WESTERLY — The Town Council appears poised to take a stance on proposed legislation that the Rhode Island Airport Corporation said would clarify the state's ability to keep airspace free of hazardous obstructions such as trees.
On Monday the council briefly discussed Councilor Sharon Ahern's proposal to approve a resolution announcing the council's opposition to the "Preservation of Safe Airspace" bill. The council appeared to agree on taking up Ahern's idea at a meeting in the future, although when a vote was called none of the councilors spoke to say either "yes" or "no" and votes were not counted by the council or town employees.
In October the council voted to deny RIAC's request for it to write a letter in support of the bill. More recently, Ahern asked the council to go a step further and approve a resolution in opposition to the bill.
John Goodman, RIAC spokesman, spoke to the council by phone Monday and said the bill would "not give new powers to the state but only clarify language that the state is able to mitigate airspace hazards."
Ahern disagreed with Goodman's explanation, saying the bill would take away the the town's authority to regulate airspace.
"If this bill is signed it will be sacrificing local control," Ahern said.
The municipalities of Warwick and Middletown have already formally stated their opposition to the bill, Ahern noted.

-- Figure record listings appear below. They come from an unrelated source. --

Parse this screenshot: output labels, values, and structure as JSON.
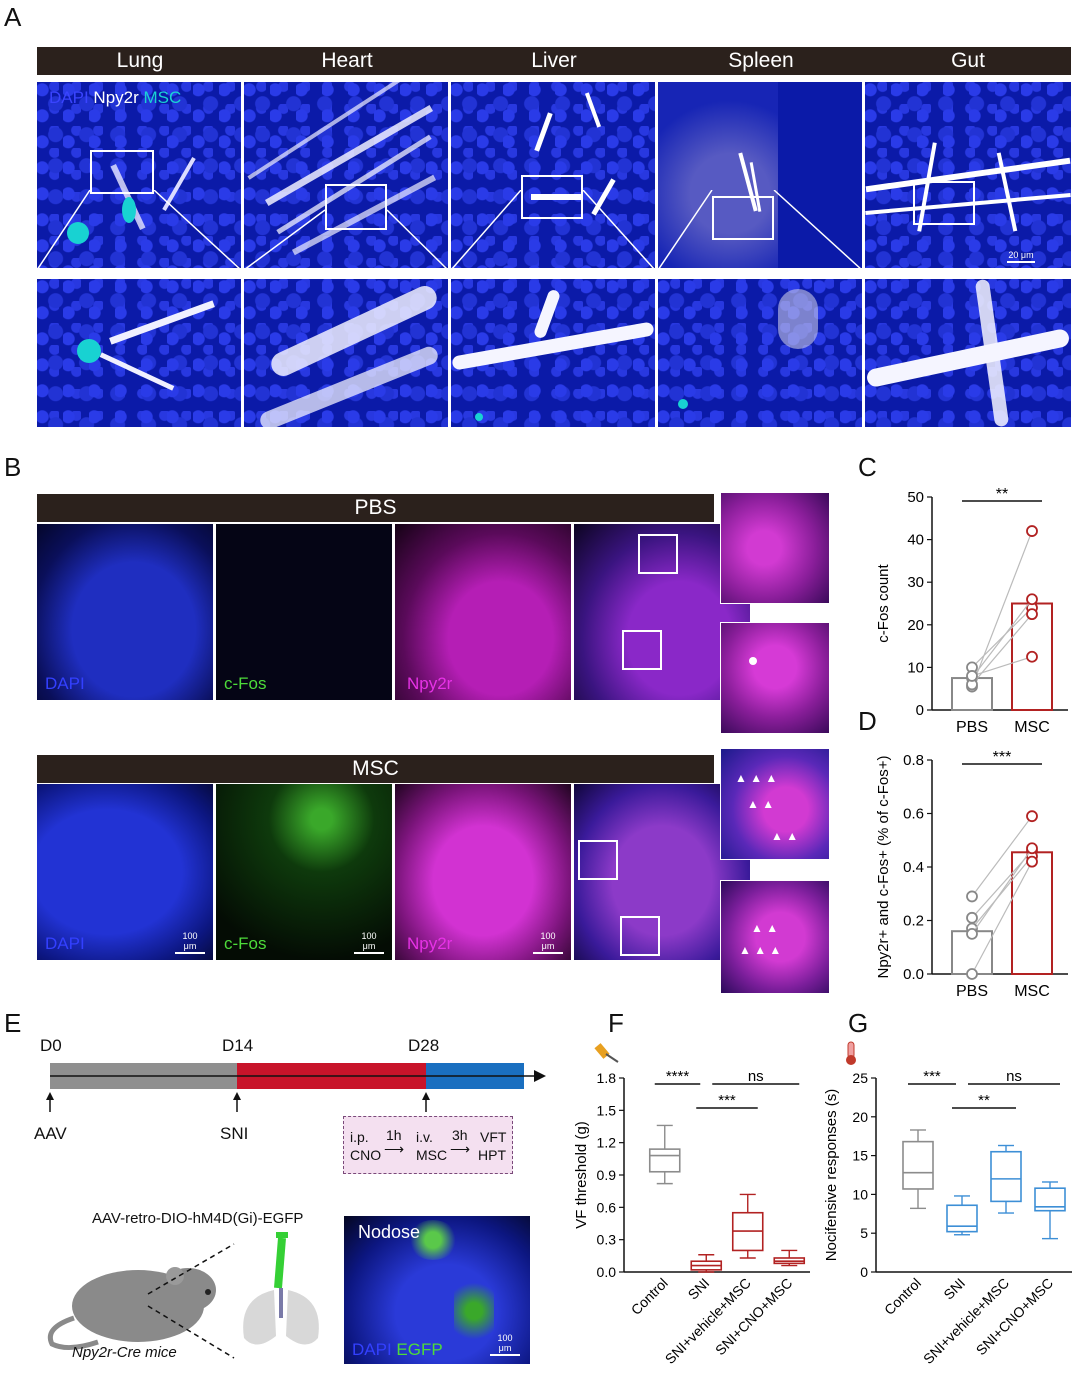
{
  "panel_letters": {
    "a": "A",
    "b": "B",
    "c": "C",
    "d": "D",
    "e": "E",
    "f": "F",
    "g": "G"
  },
  "panel_a": {
    "organs": [
      "Lung",
      "Heart",
      "Liver",
      "Spleen",
      "Gut"
    ],
    "legend": {
      "dapi": "DAPI",
      "npy2r": "Npy2r",
      "msc": "MSC"
    },
    "scale_bar": "20 μm",
    "colors": {
      "dapi": "#1a2cff",
      "npy2r": "#ffffff",
      "msc": "#19d3d3"
    }
  },
  "panel_b": {
    "groups": [
      "PBS",
      "MSC"
    ],
    "channels": {
      "dapi": "DAPI",
      "cfos": "c-Fos",
      "npy2r": "Npy2r"
    },
    "scale_bar": "100 μm",
    "colors": {
      "dapi": "#2d3cff",
      "cfos": "#4ddb3a",
      "npy2r": "#e632e6"
    }
  },
  "chart_data": [
    {
      "id": "C",
      "type": "bar",
      "categories": [
        "PBS",
        "MSC"
      ],
      "values": [
        7.5,
        25
      ],
      "ylabel": "c-Fos count",
      "ylim": [
        0,
        50
      ],
      "yticks": [
        0,
        10,
        20,
        30,
        40,
        50
      ],
      "paired_points": [
        [
          10,
          24
        ],
        [
          7.5,
          26
        ],
        [
          5.5,
          42
        ],
        [
          6,
          22.5
        ],
        [
          8,
          12.5
        ]
      ],
      "significance": "**",
      "colors": {
        "PBS": "#888888",
        "MSC": "#b22222"
      }
    },
    {
      "id": "D",
      "type": "bar",
      "categories": [
        "PBS",
        "MSC"
      ],
      "values": [
        0.16,
        0.455
      ],
      "ylabel": "Npy2r+ and c-Fos+ (% of c-Fos+)",
      "ylim": [
        0,
        0.8
      ],
      "yticks": [
        "0.0",
        "0.2",
        "0.4",
        "0.6",
        "0.8"
      ],
      "paired_points": [
        [
          0.29,
          0.59
        ],
        [
          0.21,
          0.46
        ],
        [
          0.17,
          0.44
        ],
        [
          0.0,
          0.42
        ],
        [
          0.15,
          0.47
        ]
      ],
      "significance": "***",
      "colors": {
        "PBS": "#888888",
        "MSC": "#b22222"
      }
    },
    {
      "id": "F",
      "type": "box",
      "categories": [
        "Control",
        "SNI",
        "SNI+vehicle+MSC",
        "SNI+CNO+MSC"
      ],
      "ylabel": "VF threshold (g)",
      "ylim": [
        0,
        1.8
      ],
      "yticks": [
        "0.0",
        "0.3",
        "0.6",
        "0.9",
        "1.2",
        "1.5",
        "1.8"
      ],
      "boxes": [
        {
          "min": 0.82,
          "q1": 0.93,
          "median": 1.08,
          "q3": 1.14,
          "max": 1.36
        },
        {
          "min": 0.0,
          "q1": 0.02,
          "median": 0.06,
          "q3": 0.1,
          "max": 0.16
        },
        {
          "min": 0.13,
          "q1": 0.2,
          "median": 0.38,
          "q3": 0.55,
          "max": 0.72
        },
        {
          "min": 0.06,
          "q1": 0.08,
          "median": 0.1,
          "q3": 0.13,
          "max": 0.2
        }
      ],
      "significance": [
        {
          "from": 0,
          "to": 1,
          "label": "****"
        },
        {
          "from": 1,
          "to": 3,
          "label": "ns"
        },
        {
          "from": 1,
          "to": 2,
          "label": "***"
        }
      ],
      "colors": [
        "#8c8c8c",
        "#b22222",
        "#b22222",
        "#b22222"
      ]
    },
    {
      "id": "G",
      "type": "box",
      "categories": [
        "Control",
        "SNI",
        "SNI+vehicle+MSC",
        "SNI+CNO+MSC"
      ],
      "ylabel": "Nocifensive responses (s)",
      "ylim": [
        0,
        25
      ],
      "yticks": [
        "0",
        "5",
        "10",
        "15",
        "20",
        "25"
      ],
      "boxes": [
        {
          "min": 8.2,
          "q1": 10.7,
          "median": 12.8,
          "q3": 16.8,
          "max": 18.3
        },
        {
          "min": 4.8,
          "q1": 5.2,
          "median": 5.9,
          "q3": 8.6,
          "max": 9.8
        },
        {
          "min": 7.6,
          "q1": 9.1,
          "median": 12.0,
          "q3": 15.5,
          "max": 16.3
        },
        {
          "min": 4.3,
          "q1": 7.9,
          "median": 8.4,
          "q3": 10.8,
          "max": 11.6
        }
      ],
      "significance": [
        {
          "from": 0,
          "to": 1,
          "label": "***"
        },
        {
          "from": 1,
          "to": 3,
          "label": "ns"
        },
        {
          "from": 1,
          "to": 2,
          "label": "**"
        }
      ],
      "colors": [
        "#8c8c8c",
        "#3d8fd6",
        "#3d8fd6",
        "#3d8fd6"
      ]
    }
  ],
  "panel_e": {
    "timeline": {
      "d0": "D0",
      "d14": "D14",
      "d28": "D28",
      "aav": "AAV",
      "sni": "SNI"
    },
    "protocol": {
      "ip": "i.p.",
      "cno": "CNO",
      "h1": "1h",
      "iv": "i.v.",
      "msc": "MSC",
      "h3": "3h",
      "vft": "VFT",
      "hpt": "HPT"
    },
    "virus_label": "AAV-retro-DIO-hM4D(Gi)-EGFP",
    "mouse_label": "Npy2r-Cre mice",
    "nodose": {
      "title": "Nodose",
      "dapi": "DAPI",
      "egfp": "EGFP",
      "scale": "100 μm"
    },
    "colors": {
      "gray": "#8f8f8f",
      "red": "#c8142a",
      "blue": "#1a6fc0"
    }
  }
}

The question of whether the state has the right to mitigate airspace hazards is a central one in a lawsuit filed by four Westerly property owners against RIAC. The lawsuit claims RIAC and the state Department of Transportation lacked proper authority to take avigation easements to remove trees from the property owners' land. The case is pending in Superior Court and the trees have been left standing at least until the lawsuit is resolved.

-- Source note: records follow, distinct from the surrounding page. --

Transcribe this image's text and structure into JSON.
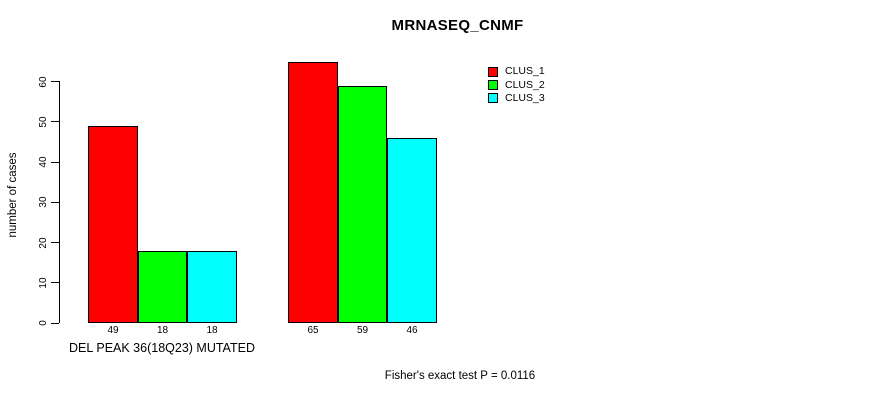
{
  "chart_data": {
    "type": "bar",
    "title": "MRNASEQ_CNMF",
    "ylabel": "number of cases",
    "xlabel": "DEL PEAK 36(18Q23) MUTATED",
    "annotation": "Fisher's exact test P = 0.0116",
    "categories": [
      "DEL PEAK 36(18Q23) MUTATED",
      ""
    ],
    "series": [
      {
        "name": "CLUS_1",
        "color": "#ff0000",
        "values": [
          49,
          65
        ]
      },
      {
        "name": "CLUS_2",
        "color": "#00ff00",
        "values": [
          18,
          59
        ]
      },
      {
        "name": "CLUS_3",
        "color": "#00ffff",
        "values": [
          18,
          46
        ]
      }
    ],
    "bar_value_labels": [
      [
        "49",
        "18",
        "18"
      ],
      [
        "65",
        "59",
        "46"
      ]
    ],
    "yticks": [
      0,
      10,
      20,
      30,
      40,
      50,
      60
    ],
    "ylim": [
      0,
      65
    ],
    "grid": false,
    "legend_position": "top-right",
    "bar_outline_color": "#000000",
    "background_color": "#ffffff"
  }
}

Current state law, Ahern said, includes a provision for "local control." The bill supported by RIAC, Ahern said, would also undermine the town's zoning regulations. The resolution would let the town's state legislators know the council's stance, Ahern said.
In July an amended version of the bill was approved by the state Senate by a 35-1 vote, with two senators not voting. The council resolution would be aimed at a state House of Representatives version of the bill.
Councilors Brian McCuin and William Aiello said they were hesitant to vote on Ahern's proposal because they were not provided with a copy of the proposed bill. The bill was attached to a previous council agenda.
On Monday, the council met in its workshop, or Committee of the Whole, mode. Binding votes can only be taken in regular meetings of the council. The vote called on Monday was to consider taking the issue up at a regular meeting.
McCuin also questioned whether the town truly has the authority that Ahern said it has.
"I don't know how the town has control over people's trees," McCuin said.
While RIAC has "mishandled" how it proceeds in the past, McCuin said the agency is simply trying to carry out a basic function.
"For safety, they want to cut the trees. That's all," McCuin said.